What gives you that idea? There are no statically typed parameters in
anything I have shown you (except the C++).

  (defmethod foo ((x integer))
    (format t "~&~s is an integer." x)
    (setq x "this is a string")
    (format t "~&Oh look, x was an integer, and now it's a string: ~s." x))
  
  (foo 2)

output:

  2 is an integer.
  Oh look, x was an integer, and now it's a string: "this is a string".

If x were a statically typed parameter, then it would not be possible
for it to "be" an integer at one moment, and a string a moment later.

I think you really should tell me what _your_ definition of static
typing is, otherwise we're going to go around in circles for a very
long time.

> So it seems this is a language that gives you the choice between dynamic 
> and static typing.

As it happens, this language does give you the option of giving type
declarations, which serve as optimization hints to the compiler (which
is not the same as static typing) ... but what I have shown you
(method dispatch) has nothing to do with type declarations.

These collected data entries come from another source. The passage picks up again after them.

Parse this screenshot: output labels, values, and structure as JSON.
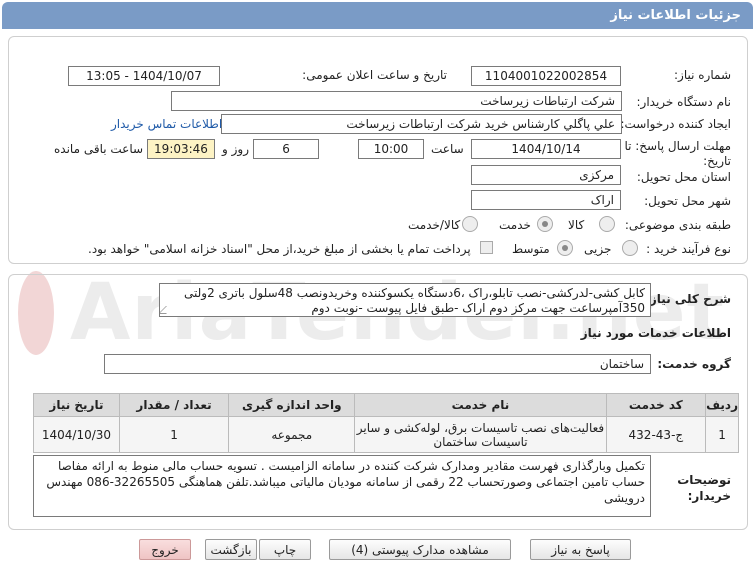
{
  "header": {
    "title": "جزئیات اطلاعات نیاز"
  },
  "form": {
    "need_number_label": "شماره نیاز:",
    "need_number": "1104001022002854",
    "announce_label": "تاریخ و ساعت اعلان عمومی:",
    "announce_value": "1404/10/07 - 13:05",
    "buyer_org_label": "نام دستگاه خریدار:",
    "buyer_org": "شرکت ارتباطات زیرساخت",
    "creator_label": "ایجاد کننده درخواست:",
    "creator": "علي پاگلي كارشناس خريد شركت ارتباطات زيرساخت",
    "contact_link": "اطلاعات تماس خریدار",
    "deadline_label_1": "مهلت ارسال پاسخ: تا",
    "deadline_label_2": "تاریخ:",
    "deadline_date": "1404/10/14",
    "time_label": "ساعت",
    "deadline_time": "10:00",
    "days_value": "6",
    "days_label": "روز و",
    "remaining_time": "19:03:46",
    "remaining_label": "ساعت باقی مانده",
    "province_label": "استان محل تحویل:",
    "province": "مرکزی",
    "city_label": "شهر محل تحویل:",
    "city": "اراک",
    "category_label": "طبقه بندی موضوعی:",
    "category_options": [
      "کالا",
      "خدمت",
      "کالا/خدمت"
    ],
    "category_selected": "خدمت",
    "process_label": "نوع فرآیند خرید :",
    "process_options": [
      "جزیی",
      "متوسط"
    ],
    "process_selected": "متوسط",
    "treasury_note": "پرداخت تمام یا بخشی از مبلغ خرید،از محل \"اسناد خزانه اسلامی\" خواهد بود."
  },
  "summary": {
    "label": "شرح کلی نیاز:",
    "text": "کابل کشی-لدرکشی-نصب تابلو،راک ،6دستگاه یکسوکننده وخریدونصب 48سلول باتری 2ولتی 350آمپرساعت جهت مرکز دوم اراک -طبق فایل پیوست -نوبت دوم"
  },
  "services": {
    "section_title": "اطلاعات خدمات مورد نیاز",
    "group_label": "گروه خدمت:",
    "group_value": "ساختمان",
    "columns": [
      "ردیف",
      "کد خدمت",
      "نام خدمت",
      "واحد اندازه گیری",
      "تعداد / مقدار",
      "تاریخ نیاز"
    ],
    "rows": [
      {
        "index": "1",
        "code": "ج-43-432",
        "name_line1": "فعالیت‌های نصب تاسیسات برق، لوله‌کشی و سایر",
        "name_line2": "تاسیسات ساختمان",
        "unit": "مجموعه",
        "qty": "1",
        "date": "1404/10/30"
      }
    ]
  },
  "notes": {
    "label_1": "توضیحات",
    "label_2": "خریدار:",
    "text": "تکمیل وبارگذاری فهرست مقادیر ومدارک شرکت کننده در سامانه الزامیست . تسویه حساب مالی منوط به ارائه مفاصا حساب تامین اجتماعی وصورتحساب 22 رقمی از سامانه مودیان مالیاتی میباشد.تلفن هماهنگی 32265505-086 مهندس درویشی"
  },
  "buttons": {
    "reply": "پاسخ به نیاز",
    "attachments": "مشاهده مدارک پیوستی (4)",
    "print": "چاپ",
    "back": "بازگشت",
    "exit": "خروج"
  },
  "watermark": {
    "brand": "AriaTender.net"
  }
}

> Without this (optional) static typing in the language, there is no way to 
> have these method versions for different parameter types. 

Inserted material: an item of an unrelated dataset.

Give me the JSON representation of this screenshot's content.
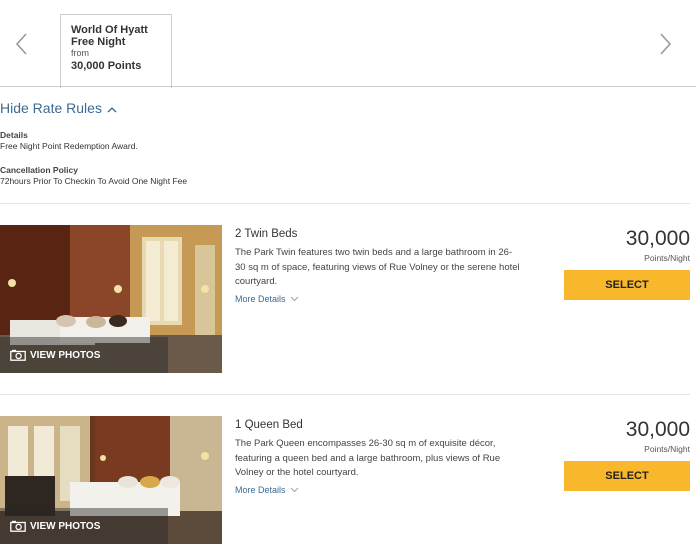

Oh really?  Here's a counterexample in Python:

class generic_function:

    def __init__(self):
        self.methods = {}

    def add_method(self, method, *types):
        self.methods[types] = method

    def __call__(self,*args):
        types = tuple(map(type,args))
        return self.methods[types](*args)

foo = generic_function()

def _foo(x):
    print '%s is a string' % x
foo.add_method(_foo, str)

def _foo(x):
    print '%s is an integer' % x
foo.add_method(_foo, int)

foo(2)        # =>  2 is an integer
foo('hello')  # =>  hello is a string

[It could do with a bit of syntactic sugar to make it look more like
normal method definitions, but that's all it takes to implement. Now,
in our mystery language we could add the syntactic sugar ourselves,
trivially; in Python we probably need to ask the language implementors
very nicely (i.e. wire a PEP, defend it, provide a reference
implementation (this means hacking the Python interpreter
itself)). None of this, however, means that it can't be done in a
language without static typing.]

> I suppose that's what John Roth was thinking about when he said "but
> there's no way it's going to happen in a language that doesn't have
> static typing".

I am afraid that John Roth was just plain wrong. 

(Caveat, if you try to twist the meaning of those words until you get
to some sufficiently meaningless interpretation, then you might,
eventually, find some way of reading them that makes him right.)